Visibility and documentation of ansible playbook.

Dear ansible users,

I am using ansible and must admit that I am quite happy with it. Challanges which I started to have are:

  1. Documentation from yaml files (roles / playbook / etc).
  2. Visibility what ansible will do.

A bit more about this:

1.

I started using sphinx-doc for documentation for some projects and must admit that is working very well and as expected. I know that ansible is written in python which support docstrings in code and sphinx-doc can read python modules and generate documentation (this is how ansible-doc is generated). However so far I didn’t find any way of generate documentation from yaml file. My google skills didn’t help me a lot in this area.

As I ansible user I would like to use docstrings in yaml file and quickly build documentation (the best for sphinx-doc if possible). Something like doxygen is doing for C++ code.

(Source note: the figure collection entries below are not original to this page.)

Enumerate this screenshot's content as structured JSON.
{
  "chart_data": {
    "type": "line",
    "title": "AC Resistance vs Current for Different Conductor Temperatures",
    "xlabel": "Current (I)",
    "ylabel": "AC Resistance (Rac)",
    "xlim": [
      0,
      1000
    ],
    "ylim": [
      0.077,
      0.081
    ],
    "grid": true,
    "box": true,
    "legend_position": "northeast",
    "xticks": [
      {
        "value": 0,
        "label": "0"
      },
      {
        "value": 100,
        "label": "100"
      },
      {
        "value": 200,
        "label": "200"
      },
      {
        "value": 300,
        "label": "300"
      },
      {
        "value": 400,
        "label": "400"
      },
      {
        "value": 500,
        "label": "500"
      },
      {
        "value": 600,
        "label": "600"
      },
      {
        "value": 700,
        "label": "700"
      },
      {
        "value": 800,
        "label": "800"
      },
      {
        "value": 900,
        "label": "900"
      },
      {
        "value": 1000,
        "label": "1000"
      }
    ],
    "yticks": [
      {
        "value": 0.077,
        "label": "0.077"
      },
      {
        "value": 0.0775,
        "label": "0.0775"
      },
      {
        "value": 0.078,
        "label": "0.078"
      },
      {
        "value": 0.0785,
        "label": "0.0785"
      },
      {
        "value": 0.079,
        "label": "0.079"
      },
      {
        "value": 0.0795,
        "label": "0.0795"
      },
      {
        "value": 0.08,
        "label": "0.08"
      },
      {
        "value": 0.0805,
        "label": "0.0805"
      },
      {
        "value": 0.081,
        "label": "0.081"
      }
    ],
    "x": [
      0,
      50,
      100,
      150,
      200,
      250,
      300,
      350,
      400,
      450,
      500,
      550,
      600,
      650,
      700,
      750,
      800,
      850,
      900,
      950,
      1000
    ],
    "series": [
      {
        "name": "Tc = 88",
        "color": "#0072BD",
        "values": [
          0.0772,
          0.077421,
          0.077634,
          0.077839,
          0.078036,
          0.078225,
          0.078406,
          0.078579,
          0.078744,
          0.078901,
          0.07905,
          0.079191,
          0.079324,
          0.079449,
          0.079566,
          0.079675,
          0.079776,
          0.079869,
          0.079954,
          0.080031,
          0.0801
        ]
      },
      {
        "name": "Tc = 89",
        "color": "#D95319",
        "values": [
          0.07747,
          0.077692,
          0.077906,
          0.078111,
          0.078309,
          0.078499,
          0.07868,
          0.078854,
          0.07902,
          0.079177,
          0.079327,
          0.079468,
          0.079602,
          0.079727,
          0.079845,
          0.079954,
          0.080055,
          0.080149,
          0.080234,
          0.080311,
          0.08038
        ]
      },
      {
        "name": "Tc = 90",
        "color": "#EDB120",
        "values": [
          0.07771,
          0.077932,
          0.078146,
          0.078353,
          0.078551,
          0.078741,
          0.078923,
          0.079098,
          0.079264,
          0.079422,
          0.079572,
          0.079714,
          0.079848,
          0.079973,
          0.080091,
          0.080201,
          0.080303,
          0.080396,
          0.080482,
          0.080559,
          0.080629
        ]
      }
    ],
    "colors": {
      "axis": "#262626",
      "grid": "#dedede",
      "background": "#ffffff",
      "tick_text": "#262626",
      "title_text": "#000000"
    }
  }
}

Do you know any already existed solutions or do I have to write my own parser / generator?
How do you documenting your playbook to quickly see what is happening?

I know that ansible has been designed to be easy to read and understand - and ansible developers meet this goal. However when code is growing up and more and more roles exists, is (for me) harder and harder remember how role has been designed and why this way :slight_smile:

#2.
Visibility - I am not speaking about --check --diff options. They do what must be done - and works well. More I am speaking about following scenario: T = Time (day / week / etc).
T1 = Some initial ansible code has been created and deployed on new VM (Works :))
T2 = Changes in ansible code to allow run some specific tasks at hock.
T3 = Adjust ansible to run some tasks on already configured hosts
T4 = New machine is setup - how to know what ansible will do exectly ???

I know that ansible has option --list tasks, --list-hosts, etc - but during development code changes quickly and ‘–list-tasks’ can show me clearly which tasks will run, but doesn’t show logic of operation (Which variables must be setup for playbook, how it will work, what is really installing) - for example for tasks with lists - no clear info what will be installed, etc.

IMHO, this is related with #1 (documentation).

How do you sort this challange - how do you know what ansible will do and whether nothing will be broken on already existing environments?
Real example:

  • I had to setup mysql server on 10 hosts (lucky for me not in production yet). (CentOS)
  • During development of ansible palybook we added uninstalling some old version of package (in thory not related with mysql)
  • Ansible work as expected - all taks has been done, but wait - from some reason uninstalling package - uninstalled mysql-server because of depenecies (yeap yum issue :()
  • Lucky for me I didn’t lost data - only binaries. So next quick task in ansible and install mysql-server sorted this quickly.

But this is what I am talking in terms of risk and visibility - what ansible will do.

Appologise for long email, hope that you have some experience, hints how to deal with these challanges.

Best regards,
Marcin Praczko

As I ansible user I would like to use docstrings in yaml file and quickly
build documentation (the best for sphinx-doc if possible). Something like
doxygen is doing for C++ code.

YAML documents support comments.

You could easily write a script to parse these out if you wanted, though
I'd prefer reading these inline with the task source 99.9999% of the time
(me personally).

The "name" field in Ansible is in fact a comment of sorts to encourage a
fair amount of readable output.

#2.
Visibility - I am not speaking about --check --diff options. They do what
must be done - and works well. More I am speaking about following scenario:
T = Time (day / week / etc).
T1 = Some initial ansible code has been created and deployed on new VM
(Works :))
T2 = Changes in ansible code to allow run some specific tasks at hock.
T3 = Adjust ansible to run some tasks on already configured hosts
T4 = New machine is setup - how to know what ansible will do exectly ???

Check mode lets you know if it would make a resource conform to a given
state.

You have to trust that the module does successfully make something move to
a given state.

Reporting on all the changes it made (after the fact), is a bit less in the
"halting problem" category but is ridiculously complex.

I know that ansible has option --list tasks, --list-hosts, etc - but
during development code changes quickly and '--list-tasks' can show me
clearly which tasks will run, but doesn't show logic of operation (Which
variables must be setup for playbook, how it will work, what is really
installing) - for example for tasks with lists - no clear info what will be
installed, etc.

So ansible has a parameter here, which is on by default, to fail if
variables are undefined.

Best practices should define defaults for everything, but if you require
parameters with "-e", perhaps you might want to consider using
"vars_prompt" instead to make sure they get values, or wrap things in a
simple script such that values to "-e" get sourced from -e "@filename.yml"
instead.

IMHO, this is related with #1 (documentation).

How do you sort this challange - how do you know what ansible will do and
whether nothing will be broken on already existing environments?

There's a pretty strong commitment towards not making backwards
incompatible changes (unless strictly neccessary) if you mean for the
project itself.

In production, we'd definitely recommend using staging and test
environments.

“As I ansible user I would like to use docstrings in yaml file and quickly build documentation (the best for sphinx-doc if possible). Something like doxygen is doing for C++ code.”

You could look at a new project ansible-docgen.